Works by Richard Estes at Sotheby's
Richard Estes Biography
Richard Estes is an American painter best known for his meticulously rendered cityscapes. His paintings, featuring nearly invisible brushwork and consummate attention to detail, capture the glittering glass and stainless steel surfaces of New York City with breathtaking precision. Along with contemporaries like Chuck Close, Ralph Goings and Audrey Flack, Estes is considered one of the founders of the Photorealist art movement of the late 1960s and 1970s, which refocused the international art world on the craftsmanship of painting.
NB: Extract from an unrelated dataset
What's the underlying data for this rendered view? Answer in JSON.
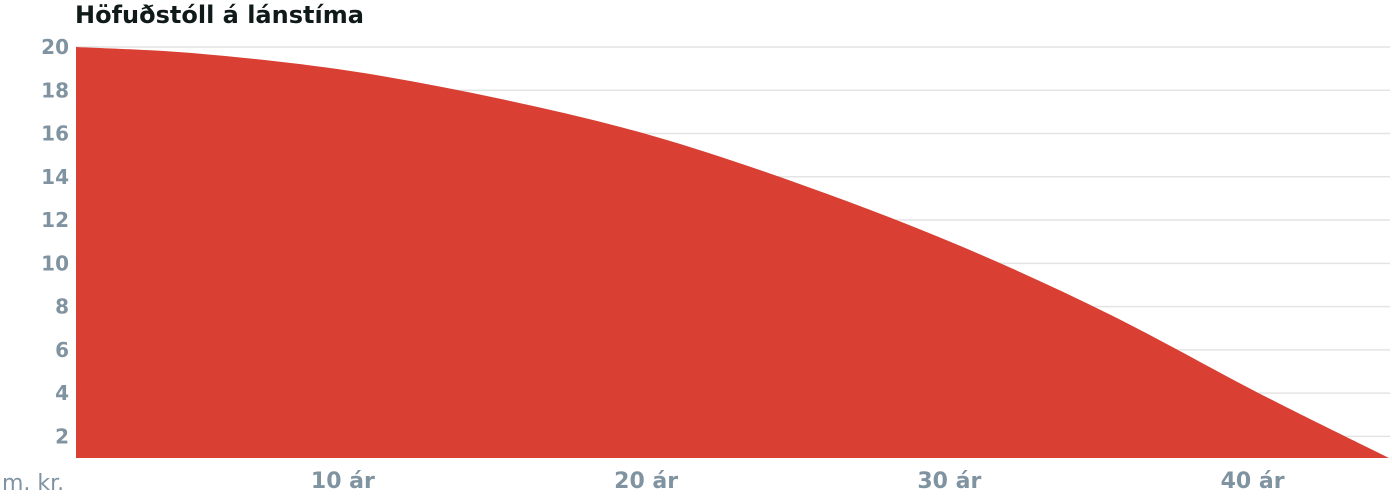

Estes was born in 1932 in Kewanee, Illinois. After graduating from The School of the Art Institute of Chicago in 1956, Estes moved to New York City, where he worked as a graphic artist. In the early ‘60s, he began painting everyday scenes of city life, inspired by realist painters like Edgar Dégas, Edward Hopper and Thomas Eakins. By the latter half of the decade, Estes had devoted himself to painting full time, and he turned his focus to hyper-realistic renderings of storefronts, glass-windowed buildings and the detailed world they reflected. In 1968, Estes had his first solo show at the Allan Stone Gallery.
In the mid-70s, Estes began to paint from multiple source photographs to carefully reconstruct his compositions. Throughout the 1980s and 1990s, Estes traveled extensively, turning his eye to cityscapes around the world, including in Europe, India, Morocco and Japan. The 1990s saw yet another evolution in subject matter, toward the coastal seascapes of Maine.
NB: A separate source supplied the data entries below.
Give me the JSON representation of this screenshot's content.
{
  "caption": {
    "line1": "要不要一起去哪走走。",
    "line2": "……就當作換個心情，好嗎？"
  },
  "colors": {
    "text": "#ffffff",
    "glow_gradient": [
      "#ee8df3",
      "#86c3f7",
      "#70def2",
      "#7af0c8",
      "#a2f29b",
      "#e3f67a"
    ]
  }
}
Estes currently lives and works between New York City and Maine. He is the recipient of numerous awards, including a National Council for the Arts Fellowship (1971), and induction as a member fo the National Academy of Design (1984). His paintings are held in the permanent collections of the Museum of Modern Art, New York; the National Gallery of Art, Washington, D.C.; the Art Institute of Chicago; and the High Museum of Art, Atlanta.